Congress leader Rahul Gandhi received a new ordinary passport on Sunday, two days after a local court granted its no objection to the issuance of the same, sources said.
They said the passport office had assured Gandhi in the morning that the passport would be issued to him on Sunday and he got it in the afternoon.
The former Congress president is set to travel to San Francisco in the United States on Monday evening where he will start his three-city tour.

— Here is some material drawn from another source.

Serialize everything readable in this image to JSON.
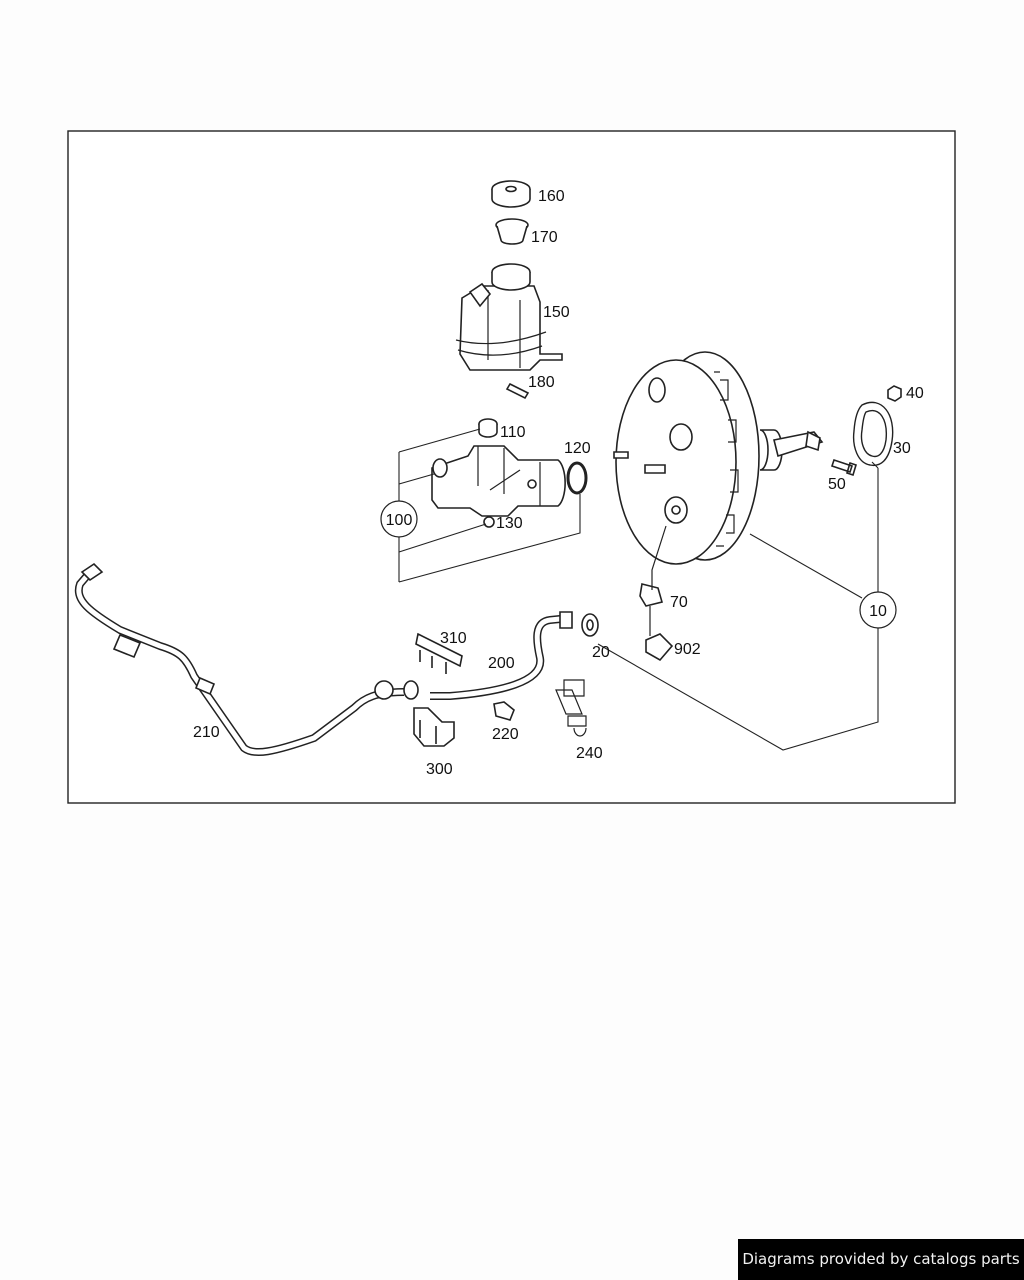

He had applied for an ordinary passport after surrendering the old diplomatic passport issued to him when he was a member of parliament.
Rahul Gandhi was disqualified as an MP following his conviction and two-year sentence by a Gujarat court in a defamation case over his Modi surname remark.
Starting with San Francisco where he is scheduled to interact with students at the prestigious Stanford University, Gandhi will also address a press conference and have meetings with the lawmakers and think tanks in Washington DC.
The Congress leader is likely to address Indian Americans, meet lawmakers and interact with members of think tanks, Wall Street executives and university students during his week-long tour of the USA. He is slated to conclude his trip with a large public gathering in New York on June 4.
The interaction would take place at the Javits Center in New York.
A Delhi court had on Friday granted a no-objection certificate to Rahul Gandhi for the issuance of an 'ordinary passport' for three years instead of 10, the period for which it is normally issued, following an objection raised by Bharatiya Janata Party leader Subramanian Swamy.
The court noted that the National Herald case was pending at the stage of cross-examination of the complainant in pre-charge evidence and Gandhi has been regularly appearing either in person or through his counsel and has not hampered or delayed the proceedings.
Rahul Gandhi is an accused in the case in which Swamy is the complainant.
An ordinary passport that is generally issued to adults is valid for 10 years.
On March 24, the Wayanad Lok Sabha constituency in Kerala was declared vacant after Rahul Gandhi, who represented it in the Lok Sabha, was disqualified following his conviction in a defamation case in which he was sentenced to a two-year jail term.
The Congress leader, whose sentence has been suspended in the defamation case filed over his remarks about Prime Minister Narendra Modi's surname, had moved the court seeking a no-objection certificate on Tuesday.